Proximal Operator / Mapping Intuition and Practical Example

2.2k Views Asked by At

From what I understand, proximal mappings are used in conjunction with iterative schemes for minimisation problems. They are used to speed up convergence to the 'optimal' solution. This is the intuitive explanation I have for it, but I need something with more depth and perhaps an example of this in action.

As for practicality, I am trying to understand how the computation of proximal mappings is performed, for now, I am considering the example $f:\mathbb{R} \rightarrow (-\infty,\infty]$ $$f(x) = \begin{cases} -\log(x), & x>0\\ +\infty, & x\leq 0\end{cases}$$ In the notation of my course notes, I wish to calculate $\text{prox}_{\lambda f}(v)$, where $v \in \mathbb{R}$, $\lambda > 0$.

3

There are 3 best solutions below

4
On BEST ANSWER

The motivation for proximal operators comes from the proximal point algorithm. To minimize a convex and lower semicontinuous $f$ you could update $x^k$ to the next iterate by solving $$ \min_x f(x) + \frac{\|x-x^k\|^2}{2t_k} $$ for some positive sequence $t_k$. The resulting sequence will converge to a minimizer of $f$ as soon as the sum of the stepsizes $t_k$ diverges.

One can also motivate the proximal point method as a majorization-minimization method: At each iteration you choose a maximizing function that is tight at the current point, i.e. at iterate $x^k$ choose some function $f_k$ such that

  1. $f_k(x^k) = f(x^k)$ and
  2. for all $x$ it holds that $f_k(x)\geq f(x)$.

The next iterate is the any minimier of $f_k$. In the case of the proximal point method you choose $f_k(x) = f(x) + \frac{\|x-x^k\|^2}{2t_k}$.

The proximal point method is just an abstract method, since the problems for the iteration are more or less as difficult as the original problem - they are slightly easier than the objective function for the steps are strongly convex instead of merely convex.

The proximal mapping gets really handy for composite problem where you minimize $f+g$ with $g$ convex and differentiable and $f$ convex with "simple" proximal mapping.

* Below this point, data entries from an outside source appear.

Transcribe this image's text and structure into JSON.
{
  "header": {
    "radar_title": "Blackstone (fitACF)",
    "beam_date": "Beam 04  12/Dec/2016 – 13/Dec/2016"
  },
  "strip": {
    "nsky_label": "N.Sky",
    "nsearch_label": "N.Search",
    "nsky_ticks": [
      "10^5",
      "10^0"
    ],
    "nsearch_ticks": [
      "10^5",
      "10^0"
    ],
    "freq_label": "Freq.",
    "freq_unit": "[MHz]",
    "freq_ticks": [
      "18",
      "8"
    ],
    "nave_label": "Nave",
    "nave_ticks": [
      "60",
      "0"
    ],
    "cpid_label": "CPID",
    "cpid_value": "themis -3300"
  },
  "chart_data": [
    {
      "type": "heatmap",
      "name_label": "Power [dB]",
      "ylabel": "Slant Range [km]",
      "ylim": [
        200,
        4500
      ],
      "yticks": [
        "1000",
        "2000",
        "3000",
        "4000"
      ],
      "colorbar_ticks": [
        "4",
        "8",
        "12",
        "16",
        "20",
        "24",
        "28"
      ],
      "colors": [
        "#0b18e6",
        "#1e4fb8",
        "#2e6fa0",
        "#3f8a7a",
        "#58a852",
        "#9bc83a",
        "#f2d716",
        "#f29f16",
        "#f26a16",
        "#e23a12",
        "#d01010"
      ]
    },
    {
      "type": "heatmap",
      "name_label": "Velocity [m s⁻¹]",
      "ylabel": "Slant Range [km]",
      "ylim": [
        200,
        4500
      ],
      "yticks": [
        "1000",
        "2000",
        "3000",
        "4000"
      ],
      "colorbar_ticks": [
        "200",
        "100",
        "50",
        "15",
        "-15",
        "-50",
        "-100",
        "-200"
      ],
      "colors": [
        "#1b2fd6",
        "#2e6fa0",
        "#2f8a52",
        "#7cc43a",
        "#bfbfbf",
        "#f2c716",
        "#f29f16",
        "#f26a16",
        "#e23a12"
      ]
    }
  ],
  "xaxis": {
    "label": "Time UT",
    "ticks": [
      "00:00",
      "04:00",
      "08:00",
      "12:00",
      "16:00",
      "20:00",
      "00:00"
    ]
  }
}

Then you can use the proximal gradient method, i.e. alternate gradient descent steps for $g$ and proximal steps for $f$ (using the same stepsize) and converge to a minimizer (under some further conditions).

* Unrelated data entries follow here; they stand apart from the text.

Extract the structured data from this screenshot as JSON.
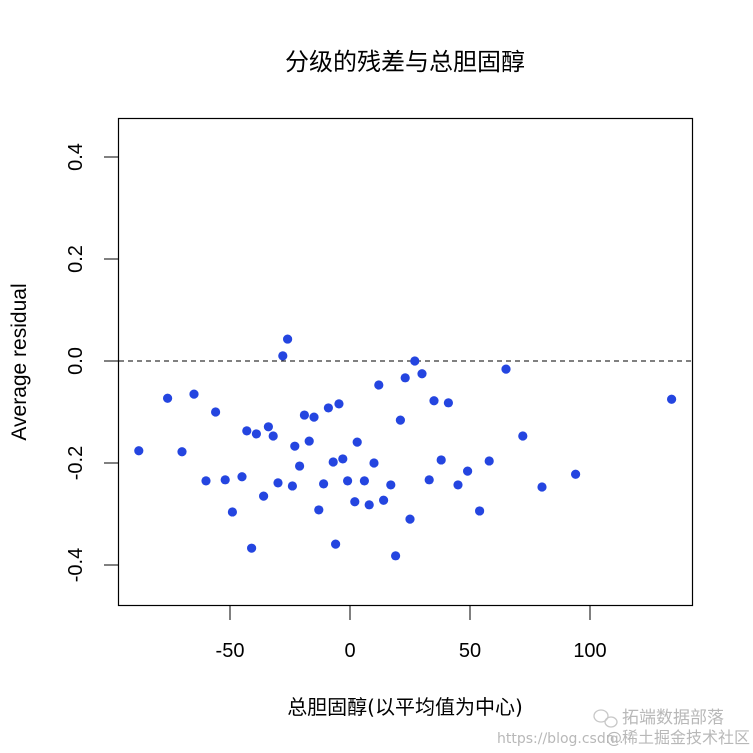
{
  "chart_data": {
    "type": "scatter",
    "title": "分级的残差与总胆固醇",
    "xlabel": "总胆固醇(以平均值为中心)",
    "ylabel": "Average residual",
    "xlim": [
      -97,
      140
    ],
    "ylim": [
      -0.48,
      0.475
    ],
    "x_ticks": [
      -50,
      0,
      50,
      100
    ],
    "x_tick_labels": [
      "-50",
      "0",
      "50",
      "100"
    ],
    "y_ticks": [
      0.4,
      0.2,
      0.0,
      -0.2,
      -0.4
    ],
    "y_tick_labels": [
      "0.4",
      "0.2",
      "0.0",
      "-0.2",
      "-0.4"
    ],
    "reference_line": {
      "y": 0.0,
      "style": "dashed",
      "color": "#000000"
    },
    "grid": false,
    "legend": null,
    "point_color": "#2445e0",
    "points": [
      {
        "x": -88,
        "y": -0.176
      },
      {
        "x": -76,
        "y": -0.073
      },
      {
        "x": -70,
        "y": -0.178
      },
      {
        "x": -65,
        "y": -0.065
      },
      {
        "x": -60,
        "y": -0.235
      },
      {
        "x": -56,
        "y": -0.1
      },
      {
        "x": -52,
        "y": -0.233
      },
      {
        "x": -49,
        "y": -0.296
      },
      {
        "x": -45,
        "y": -0.227
      },
      {
        "x": -43,
        "y": -0.137
      },
      {
        "x": -41,
        "y": -0.367
      },
      {
        "x": -39,
        "y": -0.143
      },
      {
        "x": -36,
        "y": -0.265
      },
      {
        "x": -34,
        "y": -0.129
      },
      {
        "x": -32,
        "y": -0.147
      },
      {
        "x": -30,
        "y": -0.239
      },
      {
        "x": -28,
        "y": 0.01
      },
      {
        "x": -26,
        "y": 0.043
      },
      {
        "x": -24,
        "y": -0.245
      },
      {
        "x": -23,
        "y": -0.167
      },
      {
        "x": -21,
        "y": -0.206
      },
      {
        "x": -19,
        "y": -0.106
      },
      {
        "x": -17,
        "y": -0.157
      },
      {
        "x": -15,
        "y": -0.11
      },
      {
        "x": -13,
        "y": -0.292
      },
      {
        "x": -11,
        "y": -0.241
      },
      {
        "x": -9,
        "y": -0.092
      },
      {
        "x": -7,
        "y": -0.198
      },
      {
        "x": -6,
        "y": -0.359
      },
      {
        "x": -4.6,
        "y": -0.084
      },
      {
        "x": -3,
        "y": -0.192
      },
      {
        "x": -1,
        "y": -0.235
      },
      {
        "x": 2,
        "y": -0.276
      },
      {
        "x": 3,
        "y": -0.159
      },
      {
        "x": 6,
        "y": -0.235
      },
      {
        "x": 8,
        "y": -0.282
      },
      {
        "x": 10,
        "y": -0.2
      },
      {
        "x": 12,
        "y": -0.047
      },
      {
        "x": 14,
        "y": -0.273
      },
      {
        "x": 17,
        "y": -0.243
      },
      {
        "x": 19,
        "y": -0.382
      },
      {
        "x": 21,
        "y": -0.116
      },
      {
        "x": 23,
        "y": -0.033
      },
      {
        "x": 25,
        "y": -0.31
      },
      {
        "x": 27,
        "y": 0.0
      },
      {
        "x": 30,
        "y": -0.025
      },
      {
        "x": 33,
        "y": -0.233
      },
      {
        "x": 35,
        "y": -0.078
      },
      {
        "x": 38,
        "y": -0.194
      },
      {
        "x": 41,
        "y": -0.082
      },
      {
        "x": 45,
        "y": -0.243
      },
      {
        "x": 49,
        "y": -0.216
      },
      {
        "x": 54,
        "y": -0.294
      },
      {
        "x": 58,
        "y": -0.196
      },
      {
        "x": 65,
        "y": -0.016
      },
      {
        "x": 72,
        "y": -0.147
      },
      {
        "x": 80,
        "y": -0.247
      },
      {
        "x": 94,
        "y": -0.222
      },
      {
        "x": 134,
        "y": -0.075
      }
    ]
  },
  "watermark": {
    "brand": "拓端数据部落",
    "url": "https://blog.csdn...",
    "community": "@稀土掘金技术社区"
  }
}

To calculate the proximal map in your example is a simple exercise: just calculate the minimizer of the problem above (in your case using basic calculus).

0
On

Proceeding as Dirk explained, you should find $$\operatorname{Prox}_f(y) = \frac{y+\sqrt{y^2+4\lambda}}{2}. $$ Good references for formulas are the books by Bauschke-Combettes and by Beck.

0
On

The proximal operator (with parameter $t > 0$) of a closed convex function $f$ is defined by $$ \text{prox}_{tf}(\hat x) = \arg \min_x \, f(x) + \frac{1}{2t} \| x - \hat x \|_2^2. $$ When we evalute the prox-operator of $f$, we are attempting to reduce the value of $f$ without straying too far from $\hat x$. You can imagine that this would be a useful sub-step in an optimization algorithm. The parameter $t$ can be viewed as a "step size" that controls how far from $\hat x$ we are allowed to move. When $t$ is very small, the penalty for moving away from $\hat x$ is severe.

One reason that proximal operators are so useful is that for many simple penalty functions $f$ which occur frequently in applications, such as $f(x) = \| x \|_1$, an explicit formula is available for the prox-operator of $f$. So, we often find that relevant prox-operators can be evaluated very efficiently. The prox-operator does not require $f$ to be differentiable, so prox-operators tend to be useful for nonsmooth optimization problems.